Whether the subject is latkes, hamentaschen or challah, WJC members—like Jews around the world—have no shortage of opinions on what they like to eat (or don’t), and how they prefer these traditional foods to be prepared. But arguably no ritual dish is more polarizing than the humble gefilte fish, which is not really a fish at all, but an amalgam that may include carp, whitefish, and/or pike. With Passover soon upon us, we asked a sampling of congregants to reflect a bit on one of the Seder’s signature offerings

—Jacques Steinberg

“The first time I really enjoyed gefilte fish was when I was invited to my college roommate’s home in Columbus, Ohio for Passover. Her parents were survivors from Poland and made sweet gefilte fish. Luckily, Seasons makes it the same way. I’ve been eating it ever since!”

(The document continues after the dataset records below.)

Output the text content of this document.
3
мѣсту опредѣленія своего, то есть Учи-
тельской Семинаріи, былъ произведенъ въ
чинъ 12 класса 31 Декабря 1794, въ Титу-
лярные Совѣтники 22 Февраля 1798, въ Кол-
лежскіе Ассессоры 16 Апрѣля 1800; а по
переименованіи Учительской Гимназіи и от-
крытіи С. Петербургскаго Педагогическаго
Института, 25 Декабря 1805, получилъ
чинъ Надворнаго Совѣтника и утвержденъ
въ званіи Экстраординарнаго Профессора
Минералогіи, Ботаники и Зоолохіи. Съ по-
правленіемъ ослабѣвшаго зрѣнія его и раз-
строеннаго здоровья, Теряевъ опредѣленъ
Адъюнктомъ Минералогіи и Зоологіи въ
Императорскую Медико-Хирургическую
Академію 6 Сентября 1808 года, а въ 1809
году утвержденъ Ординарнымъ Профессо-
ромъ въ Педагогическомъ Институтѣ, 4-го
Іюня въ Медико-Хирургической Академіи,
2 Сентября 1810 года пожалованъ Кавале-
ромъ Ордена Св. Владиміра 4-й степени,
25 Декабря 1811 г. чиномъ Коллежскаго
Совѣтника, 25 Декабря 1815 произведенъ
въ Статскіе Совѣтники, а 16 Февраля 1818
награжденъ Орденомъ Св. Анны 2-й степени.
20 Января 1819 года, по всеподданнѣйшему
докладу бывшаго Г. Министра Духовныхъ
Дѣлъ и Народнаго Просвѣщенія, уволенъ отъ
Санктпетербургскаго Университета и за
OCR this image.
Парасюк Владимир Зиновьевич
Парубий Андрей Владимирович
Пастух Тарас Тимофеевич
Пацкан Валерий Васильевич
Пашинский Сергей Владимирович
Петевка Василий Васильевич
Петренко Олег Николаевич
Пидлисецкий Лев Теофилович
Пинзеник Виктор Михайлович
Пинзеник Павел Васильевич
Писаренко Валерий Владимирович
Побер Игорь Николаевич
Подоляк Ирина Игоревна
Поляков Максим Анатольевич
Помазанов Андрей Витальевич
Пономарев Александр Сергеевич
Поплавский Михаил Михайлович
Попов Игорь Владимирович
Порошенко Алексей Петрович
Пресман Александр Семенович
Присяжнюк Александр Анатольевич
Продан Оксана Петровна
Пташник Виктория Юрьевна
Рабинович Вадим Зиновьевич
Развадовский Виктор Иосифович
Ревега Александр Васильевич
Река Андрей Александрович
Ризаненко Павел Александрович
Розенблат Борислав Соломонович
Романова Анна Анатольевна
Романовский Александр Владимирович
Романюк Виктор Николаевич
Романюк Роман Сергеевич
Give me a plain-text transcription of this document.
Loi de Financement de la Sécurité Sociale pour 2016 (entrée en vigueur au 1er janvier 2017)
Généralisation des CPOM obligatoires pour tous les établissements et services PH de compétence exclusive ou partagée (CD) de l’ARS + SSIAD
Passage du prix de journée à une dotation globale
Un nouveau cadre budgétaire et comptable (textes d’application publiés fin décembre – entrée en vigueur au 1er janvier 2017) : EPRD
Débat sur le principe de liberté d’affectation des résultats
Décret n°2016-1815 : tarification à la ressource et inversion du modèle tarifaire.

“I grew up one city block from the beach in Brighton Beach and, in my mind, the pike, carp, and whitefish that went into my Mom’s homemade gefilte fish are deeply connected to that beach and to the Atlantic’s briny water. My mother was well-known to the fishmonger at the corner of Brighton Beach Avenue and Brighton 3rd Street (picture Brighton Beach Memoirs). After she selected the fish she wanted, the fishmonger would descale, debone, and gut them and wrap them in brown paper. Then, in the small kitchen of our apartment, in a pre-war, six-story brick building, she would take out a wide wooden bowl and a chopping knife with a red, C-shaped metal handle, and begin to slowly chop and chop and chop the fish, then scrape the bottom of the bowl and repeat the sequence again and again and again... It was such hard work! I remember my Mom working up a sweat and not enjoying the process, but she would never use, or own, a food processor. She said the texture wouldn’t be the same. I’m sure she was right. She also added eggs, matzah meal, hand-grated parsnips and carrots, and gently sautéed onions to the mix before forming the footballshaped gefilte fish. The fish stewed in a pot with water and more carrots and onions. And the gefilte fish were heavenly! Nothing like the sugar-sweetened ones stuffed in jars or the frozen, rubbery ones from the supermarket. I still have the wooden bowl which looks like an object from a Rembrandt still life. I also still have the chopping knife. These are beloved objects that hold beloved memories of my Mom. God willing, I will bring them out of retirement this coming year to prepare homemade gefilte fish for our family Seder.”